MEMÓRIA: Amália Rodrigues em Nisa

Passam neste ano de 2011, trinta e cinco anos que uma das mais importantes artistas portuguesas e mundiais do século XX, veio a Nisa cantar pela primeira e única vez.
Amália Rodrigues, a grande Diva do fado cantou na nossa vila, no dia 13 de Agosto de 1976 integrada nas “Festas do Povo”, como eram então chamadas e ainda hoje são recordadas, na Alameda, em pleno coração da Praça da República.
Amália Rodrigues era a grande figura de cartaz das festas desse ano, em que figuravam outros artistas de renome, como: Lenita Gentil, Artur Garcia, Fernanda Baptista, Eugénia Lima, o Trio Harmonia, Moniz Trindade, Tucha de Mascarenhas, Gina do Carmo, Trio Guadiana, entre outros. Quatro dias de festa, música e muita animação, cujas receitas revertiam para melhoramentos e obras de beneficência.

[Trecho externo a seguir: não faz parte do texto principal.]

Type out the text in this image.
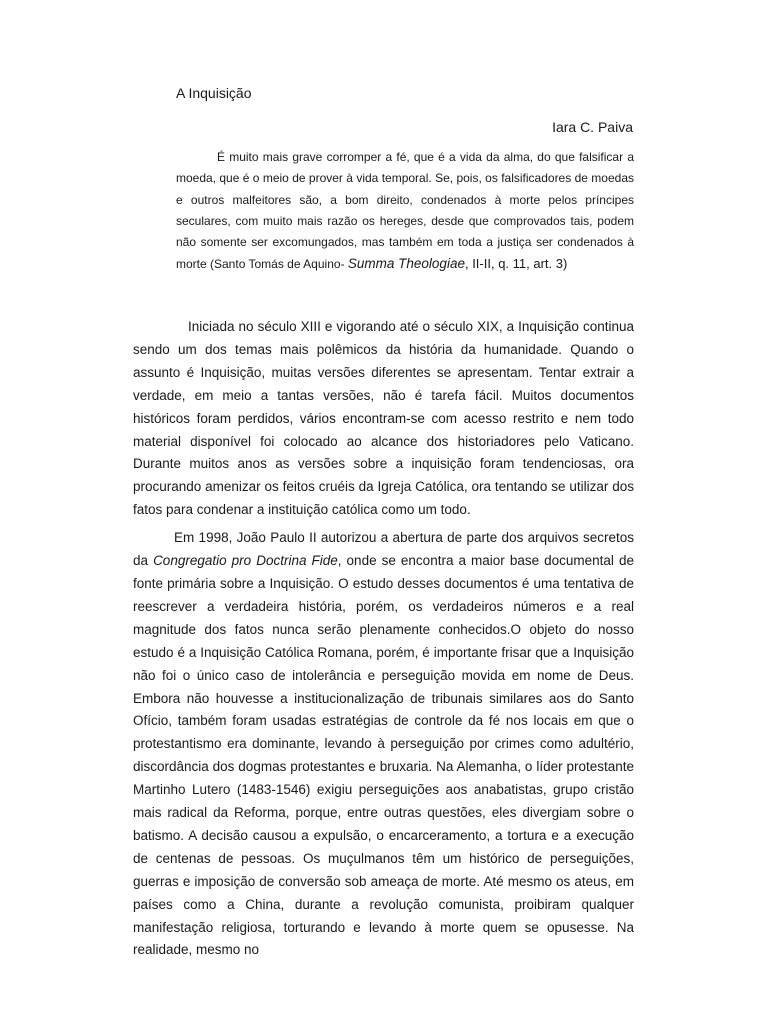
A Inquisição
Iara C. Paiva

É muito mais grave corromper a fé, que é a vida da alma, do que falsificar a moeda, que é o meio de prover à vida temporal. Se, pois, os falsificadores de moedas e outros malfeitores são, a bom direito, condenados à morte pelos príncipes seculares, com muito mais razão os hereges, desde que comprovados tais, podem não somente ser excomungados, mas também em toda a justiça ser condenados à morte (Santo Tomás de Aquino- Summa Theologiae, II-II, q. 11, art. 3)

Iniciada no século XIII e vigorando até o século XIX, a Inquisição continua sendo um dos temas mais polêmicos da história da humanidade. Quando o assunto é Inquisição, muitas versões diferentes se apresentam. Tentar extrair a verdade, em meio a tantas versões, não é tarefa fácil. Muitos documentos históricos foram perdidos, vários encontram-se com acesso restrito e nem todo material disponível foi colocado ao alcance dos historiadores pelo Vaticano. Durante muitos anos as versões sobre a inquisição foram tendenciosas, ora procurando amenizar os feitos cruéis da Igreja Católica, ora tentando se utilizar dos fatos para condenar a instituição católica como um todo.

Em 1998, João Paulo II autorizou a abertura de parte dos arquivos secretos da Congregatio pro Doctrina Fide, onde se encontra a maior base documental de fonte primária sobre a Inquisição. O estudo desses documentos é uma tentativa de reescrever a verdadeira história, porém, os verdadeiros números e a real magnitude dos fatos nunca serão plenamente conhecidos.O objeto do nosso estudo é a Inquisição Católica Romana, porém, é importante frisar que a Inquisição não foi o único caso de intolerância e perseguição movida em nome de Deus. Embora não houvesse a institucionalização de tribunais similares aos do Santo Ofício, também foram usadas estratégias de controle da fé nos locais em que o protestantismo era dominante, levando à perseguição por crimes como adultério, discordância dos dogmas protestantes e bruxaria. Na Alemanha, o líder protestante Martinho Lutero (1483-1546) exigiu perseguições aos anabatistas, grupo cristão mais radical da Reforma, porque, entre outras questões, eles divergiam sobre o batismo. A decisão causou a expulsão, o encarceramento, a tortura e a execução de centenas de pessoas. Os muçulmanos têm um histórico de perseguições, guerras e imposição de conversão sob ameaça de morte. Até mesmo os ateus, em países como a China, durante a revolução comunista, proibiram qualquer manifestação religiosa, torturando e levando à morte quem se opusesse. Na realidade, mesmo no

As “Festas do Povo” eram um dos eventos culturais que se realizavam em Nisa durante o ano, mais aguardados e ansiados pela população. Era a oportunidade de ver e ouvir ao vivo, alguns dos mais conhecidos e reputados artistas do nosso país. Ponto e local de encontro privilegiado de todos os cidadãos residentes na vila e no concelho e dos emigrantes que viviam no estrangeiro e que nos visitavam nas férias.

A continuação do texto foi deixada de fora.